Epic One on One, a primarily online school with thousands of students enrolled across Oklahoma, filed the lawsuit Nov. 7 after state Education Department officials refused to release its report card, said Brad Clark, an attorney representing the school.
The charter school was founded in 2011, state records show, and received a D grade on its first report card.
Court records show that parts of the lawsuit have been worked out, but the school has yet to receive its report card.
Tricia Pemberton, a spokeswoman for the state Education Department, said all other schools have received grades.
Clark said the lawsuit was filed essentially for two reasons.
“The school utilizes the report card and performance data to assist in performance improvement, so receiving the data and the A-F Report Card on a timely basis in order to not delay performance improvement efforts is critical to the school,” Clark said in a statement to The Oklahoman.
“Also, the school's families were expecting the release of the report card.”
Pemberton said Epic One on One's report card is being withheld because the state agency “is still verifying data for this school.”
“This is consistent with SBE rules,” she said.
State schools Superintendent Janet Barresi, who is named as a defendant in the lawsuit, wrote a letter to Epic One on One administrators in October, explaining why the school would not be getting a report card.
"The Oklahoma State Department of Education is in receipt of information that leads me to question the validity and the integrity of EPIC Charter School's assessment data; the assessment data upon which the A-F report card is based," Barresi wrote in the letter dated Oct. 21.
Barresi wrote that state Education Department officials are looking into whether Epic One on One may have designated too many students as "Full Academic Year," among other things.

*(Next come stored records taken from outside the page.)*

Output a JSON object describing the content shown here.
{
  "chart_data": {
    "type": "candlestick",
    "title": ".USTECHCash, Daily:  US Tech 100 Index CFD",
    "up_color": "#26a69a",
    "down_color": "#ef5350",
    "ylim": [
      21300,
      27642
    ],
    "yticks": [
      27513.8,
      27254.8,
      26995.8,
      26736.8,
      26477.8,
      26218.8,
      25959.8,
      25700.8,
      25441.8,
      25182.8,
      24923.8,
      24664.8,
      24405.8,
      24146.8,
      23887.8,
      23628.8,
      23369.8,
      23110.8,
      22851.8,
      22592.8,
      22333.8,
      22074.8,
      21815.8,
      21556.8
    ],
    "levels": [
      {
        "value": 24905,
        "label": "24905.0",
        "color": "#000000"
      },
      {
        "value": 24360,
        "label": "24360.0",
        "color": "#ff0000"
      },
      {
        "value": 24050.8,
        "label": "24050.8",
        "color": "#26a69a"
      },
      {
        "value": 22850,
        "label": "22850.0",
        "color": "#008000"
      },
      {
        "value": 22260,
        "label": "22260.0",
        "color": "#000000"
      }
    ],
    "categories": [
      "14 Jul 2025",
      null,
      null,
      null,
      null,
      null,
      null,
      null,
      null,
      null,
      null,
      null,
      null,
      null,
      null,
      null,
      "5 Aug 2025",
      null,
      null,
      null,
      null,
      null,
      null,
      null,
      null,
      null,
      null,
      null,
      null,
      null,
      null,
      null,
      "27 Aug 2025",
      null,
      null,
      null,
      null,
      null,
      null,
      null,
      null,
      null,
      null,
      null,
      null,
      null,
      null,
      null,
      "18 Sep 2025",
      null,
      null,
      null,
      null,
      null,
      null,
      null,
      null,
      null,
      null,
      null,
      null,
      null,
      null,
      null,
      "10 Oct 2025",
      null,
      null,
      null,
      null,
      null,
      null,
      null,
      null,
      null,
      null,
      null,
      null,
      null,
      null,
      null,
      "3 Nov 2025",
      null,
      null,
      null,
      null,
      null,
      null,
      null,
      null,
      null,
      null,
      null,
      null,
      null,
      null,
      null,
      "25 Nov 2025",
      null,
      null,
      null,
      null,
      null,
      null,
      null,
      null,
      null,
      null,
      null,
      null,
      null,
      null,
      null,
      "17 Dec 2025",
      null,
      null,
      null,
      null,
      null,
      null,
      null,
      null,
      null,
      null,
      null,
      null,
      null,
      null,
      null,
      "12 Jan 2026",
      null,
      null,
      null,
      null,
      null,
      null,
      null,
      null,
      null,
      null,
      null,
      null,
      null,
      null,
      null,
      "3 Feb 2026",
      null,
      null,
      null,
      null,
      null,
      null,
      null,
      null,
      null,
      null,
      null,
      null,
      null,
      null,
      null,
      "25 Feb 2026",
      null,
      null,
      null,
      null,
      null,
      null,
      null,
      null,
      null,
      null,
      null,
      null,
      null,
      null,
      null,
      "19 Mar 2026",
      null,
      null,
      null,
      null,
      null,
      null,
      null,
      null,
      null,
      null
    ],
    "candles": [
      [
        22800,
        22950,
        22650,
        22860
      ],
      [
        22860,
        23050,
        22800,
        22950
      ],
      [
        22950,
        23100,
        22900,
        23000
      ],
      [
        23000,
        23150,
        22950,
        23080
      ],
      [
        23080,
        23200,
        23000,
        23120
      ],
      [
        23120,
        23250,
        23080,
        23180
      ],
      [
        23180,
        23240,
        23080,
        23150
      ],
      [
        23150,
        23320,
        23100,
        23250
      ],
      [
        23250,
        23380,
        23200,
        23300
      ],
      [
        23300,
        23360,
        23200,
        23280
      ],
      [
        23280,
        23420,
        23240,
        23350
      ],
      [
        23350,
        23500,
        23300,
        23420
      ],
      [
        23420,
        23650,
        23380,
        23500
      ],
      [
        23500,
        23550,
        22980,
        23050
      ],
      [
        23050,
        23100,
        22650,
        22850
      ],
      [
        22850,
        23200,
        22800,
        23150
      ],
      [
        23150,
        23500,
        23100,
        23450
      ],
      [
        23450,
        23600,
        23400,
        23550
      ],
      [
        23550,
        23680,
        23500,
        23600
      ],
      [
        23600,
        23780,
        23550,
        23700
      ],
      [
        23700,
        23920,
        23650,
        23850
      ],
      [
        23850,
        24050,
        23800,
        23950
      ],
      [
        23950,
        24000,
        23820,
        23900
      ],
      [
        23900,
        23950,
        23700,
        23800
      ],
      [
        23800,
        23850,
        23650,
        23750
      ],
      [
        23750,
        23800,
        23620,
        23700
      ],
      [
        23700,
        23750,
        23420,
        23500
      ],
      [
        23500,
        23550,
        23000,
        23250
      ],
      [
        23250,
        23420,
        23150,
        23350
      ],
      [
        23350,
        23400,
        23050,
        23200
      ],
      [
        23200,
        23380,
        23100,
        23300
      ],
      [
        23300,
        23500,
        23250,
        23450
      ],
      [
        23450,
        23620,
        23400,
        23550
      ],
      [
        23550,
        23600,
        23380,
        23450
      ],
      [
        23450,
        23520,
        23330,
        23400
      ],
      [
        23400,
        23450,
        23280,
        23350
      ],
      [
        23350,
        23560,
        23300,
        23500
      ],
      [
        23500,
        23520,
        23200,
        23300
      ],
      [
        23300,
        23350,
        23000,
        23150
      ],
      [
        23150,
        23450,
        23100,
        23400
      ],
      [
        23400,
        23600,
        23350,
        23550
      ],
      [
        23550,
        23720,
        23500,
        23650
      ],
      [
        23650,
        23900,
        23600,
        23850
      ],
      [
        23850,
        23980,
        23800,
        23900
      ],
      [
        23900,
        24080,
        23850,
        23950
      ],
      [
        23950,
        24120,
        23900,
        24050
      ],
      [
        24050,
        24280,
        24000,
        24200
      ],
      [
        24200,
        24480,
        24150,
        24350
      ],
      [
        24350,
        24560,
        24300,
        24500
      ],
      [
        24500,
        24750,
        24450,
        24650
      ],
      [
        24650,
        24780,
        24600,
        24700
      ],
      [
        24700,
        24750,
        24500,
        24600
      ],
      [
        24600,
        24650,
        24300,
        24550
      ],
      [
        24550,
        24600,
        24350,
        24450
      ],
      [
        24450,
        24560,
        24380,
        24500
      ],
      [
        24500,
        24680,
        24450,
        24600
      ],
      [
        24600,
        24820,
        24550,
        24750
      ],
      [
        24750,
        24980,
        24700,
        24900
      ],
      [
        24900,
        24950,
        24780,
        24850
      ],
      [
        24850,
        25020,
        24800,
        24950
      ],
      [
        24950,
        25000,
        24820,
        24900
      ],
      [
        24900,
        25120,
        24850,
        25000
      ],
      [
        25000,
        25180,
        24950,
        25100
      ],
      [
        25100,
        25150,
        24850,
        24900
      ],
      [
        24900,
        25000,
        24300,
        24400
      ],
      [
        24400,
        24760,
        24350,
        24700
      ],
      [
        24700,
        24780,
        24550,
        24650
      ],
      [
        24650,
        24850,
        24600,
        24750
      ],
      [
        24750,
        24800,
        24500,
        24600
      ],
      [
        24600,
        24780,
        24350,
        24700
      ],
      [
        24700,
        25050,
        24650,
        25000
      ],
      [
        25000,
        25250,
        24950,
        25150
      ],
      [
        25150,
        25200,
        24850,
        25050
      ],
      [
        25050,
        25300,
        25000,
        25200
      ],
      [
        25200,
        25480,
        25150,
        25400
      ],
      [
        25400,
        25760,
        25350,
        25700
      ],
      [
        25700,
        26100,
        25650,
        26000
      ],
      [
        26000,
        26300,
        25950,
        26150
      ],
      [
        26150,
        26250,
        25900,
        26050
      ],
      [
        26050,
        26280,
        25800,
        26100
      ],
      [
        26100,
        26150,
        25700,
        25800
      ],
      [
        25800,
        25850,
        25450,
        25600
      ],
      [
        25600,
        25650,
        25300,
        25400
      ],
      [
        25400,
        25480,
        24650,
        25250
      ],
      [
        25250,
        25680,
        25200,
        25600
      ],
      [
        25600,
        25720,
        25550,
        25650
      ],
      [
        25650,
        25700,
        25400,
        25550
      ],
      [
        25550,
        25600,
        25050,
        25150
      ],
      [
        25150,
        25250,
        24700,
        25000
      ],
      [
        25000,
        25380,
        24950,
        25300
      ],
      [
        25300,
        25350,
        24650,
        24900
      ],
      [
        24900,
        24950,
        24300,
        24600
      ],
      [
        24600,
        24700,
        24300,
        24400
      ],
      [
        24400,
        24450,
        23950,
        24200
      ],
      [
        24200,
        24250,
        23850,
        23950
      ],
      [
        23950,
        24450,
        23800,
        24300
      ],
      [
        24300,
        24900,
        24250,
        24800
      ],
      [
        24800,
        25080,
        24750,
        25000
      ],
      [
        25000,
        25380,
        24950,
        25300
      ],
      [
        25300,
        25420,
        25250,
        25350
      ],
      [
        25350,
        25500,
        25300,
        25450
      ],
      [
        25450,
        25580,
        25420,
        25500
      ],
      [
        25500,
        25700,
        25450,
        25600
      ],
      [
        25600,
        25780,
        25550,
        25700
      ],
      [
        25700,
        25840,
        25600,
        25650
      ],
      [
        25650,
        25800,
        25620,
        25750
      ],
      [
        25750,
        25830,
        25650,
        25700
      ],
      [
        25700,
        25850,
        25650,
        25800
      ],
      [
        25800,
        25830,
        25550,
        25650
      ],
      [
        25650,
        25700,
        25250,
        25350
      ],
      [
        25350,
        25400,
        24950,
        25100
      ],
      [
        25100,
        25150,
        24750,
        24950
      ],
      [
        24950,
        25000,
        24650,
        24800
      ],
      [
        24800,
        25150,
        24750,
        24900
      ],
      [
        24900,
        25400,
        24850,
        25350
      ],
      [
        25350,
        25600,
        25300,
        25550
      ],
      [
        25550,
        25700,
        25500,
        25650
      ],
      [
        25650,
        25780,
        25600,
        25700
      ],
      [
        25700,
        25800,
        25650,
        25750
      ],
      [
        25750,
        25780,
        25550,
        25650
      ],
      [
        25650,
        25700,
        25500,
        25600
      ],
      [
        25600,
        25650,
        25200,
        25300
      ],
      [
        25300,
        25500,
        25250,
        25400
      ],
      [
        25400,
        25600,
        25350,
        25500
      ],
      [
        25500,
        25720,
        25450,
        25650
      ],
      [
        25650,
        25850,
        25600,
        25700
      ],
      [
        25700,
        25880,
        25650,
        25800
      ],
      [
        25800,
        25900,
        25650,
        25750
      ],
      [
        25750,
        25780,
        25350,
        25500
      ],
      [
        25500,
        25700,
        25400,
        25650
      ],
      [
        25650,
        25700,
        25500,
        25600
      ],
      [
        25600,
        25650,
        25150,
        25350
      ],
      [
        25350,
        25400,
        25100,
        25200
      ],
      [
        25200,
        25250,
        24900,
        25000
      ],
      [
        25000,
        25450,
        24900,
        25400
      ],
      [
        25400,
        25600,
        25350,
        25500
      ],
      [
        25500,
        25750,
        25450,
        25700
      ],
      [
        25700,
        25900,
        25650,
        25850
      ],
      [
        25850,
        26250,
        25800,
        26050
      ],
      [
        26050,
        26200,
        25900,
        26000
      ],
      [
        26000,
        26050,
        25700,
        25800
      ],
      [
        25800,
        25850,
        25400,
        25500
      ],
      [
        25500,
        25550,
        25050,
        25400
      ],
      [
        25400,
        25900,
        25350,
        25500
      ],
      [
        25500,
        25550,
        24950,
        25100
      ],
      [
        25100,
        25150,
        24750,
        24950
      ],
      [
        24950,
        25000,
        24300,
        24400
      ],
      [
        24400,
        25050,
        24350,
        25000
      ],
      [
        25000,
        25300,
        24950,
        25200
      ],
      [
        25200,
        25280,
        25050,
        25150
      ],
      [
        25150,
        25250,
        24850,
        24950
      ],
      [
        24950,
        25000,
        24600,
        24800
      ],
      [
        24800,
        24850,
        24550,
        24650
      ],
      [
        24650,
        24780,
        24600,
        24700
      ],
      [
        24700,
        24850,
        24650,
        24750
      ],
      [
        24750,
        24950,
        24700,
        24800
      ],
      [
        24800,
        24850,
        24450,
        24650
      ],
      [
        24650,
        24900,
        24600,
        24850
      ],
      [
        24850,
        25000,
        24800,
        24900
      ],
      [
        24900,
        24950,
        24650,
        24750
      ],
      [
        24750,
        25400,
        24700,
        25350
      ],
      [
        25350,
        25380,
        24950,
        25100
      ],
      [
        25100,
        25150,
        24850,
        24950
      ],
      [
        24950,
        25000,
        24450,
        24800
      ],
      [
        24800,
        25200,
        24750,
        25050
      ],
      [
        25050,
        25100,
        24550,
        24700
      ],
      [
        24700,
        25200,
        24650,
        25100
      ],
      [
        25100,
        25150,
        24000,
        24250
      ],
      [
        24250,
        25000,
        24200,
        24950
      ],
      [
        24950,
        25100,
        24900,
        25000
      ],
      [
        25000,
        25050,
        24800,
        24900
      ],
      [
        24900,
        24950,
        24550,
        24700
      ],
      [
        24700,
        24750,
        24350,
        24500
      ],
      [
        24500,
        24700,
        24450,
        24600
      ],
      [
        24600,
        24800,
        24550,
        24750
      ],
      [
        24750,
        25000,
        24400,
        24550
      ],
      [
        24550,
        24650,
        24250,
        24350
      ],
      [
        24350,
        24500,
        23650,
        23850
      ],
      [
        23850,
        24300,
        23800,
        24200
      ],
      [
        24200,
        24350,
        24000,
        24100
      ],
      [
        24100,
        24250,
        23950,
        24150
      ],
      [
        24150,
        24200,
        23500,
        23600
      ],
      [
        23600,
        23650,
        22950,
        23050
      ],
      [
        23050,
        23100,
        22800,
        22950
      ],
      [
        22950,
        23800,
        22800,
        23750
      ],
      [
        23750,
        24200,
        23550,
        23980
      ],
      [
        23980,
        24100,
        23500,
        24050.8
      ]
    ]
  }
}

She also wrote that information received by her agency indicated that such designations were being made "after the close of the testing window."
"This demonstrates a correlation between performance and ... designations, which would lead to inaccurate testing data," Barresi wrote.
"This information raises concerns that call into question the ... integrity of EPIC Charter School's performance on the A-F Report Card because such practices would result in a manipulation of the school's data to ... increase the (school's) overall A-F performance grade," she wrote.
The lawsuit filed by Epic One on One remains pending in Oklahoma County District Court, but Clark said it could be dismissed soon.
“Based on recent communications with the state Department of Education, the school anticipates that the state Board of Education will vote to release the school's A-F report card at its next meeting,” Clark said.
“Once the report card has been released with the official vote of the state board, the lawsuit will be dismissed.”
Education Department records show there are 25 charter schools in Oklahoma, many of them sponsored by Oklahoma City Public Schools.
Epic One on One is sponsored by Graham Public Schools, a small school district in Okfuskee County.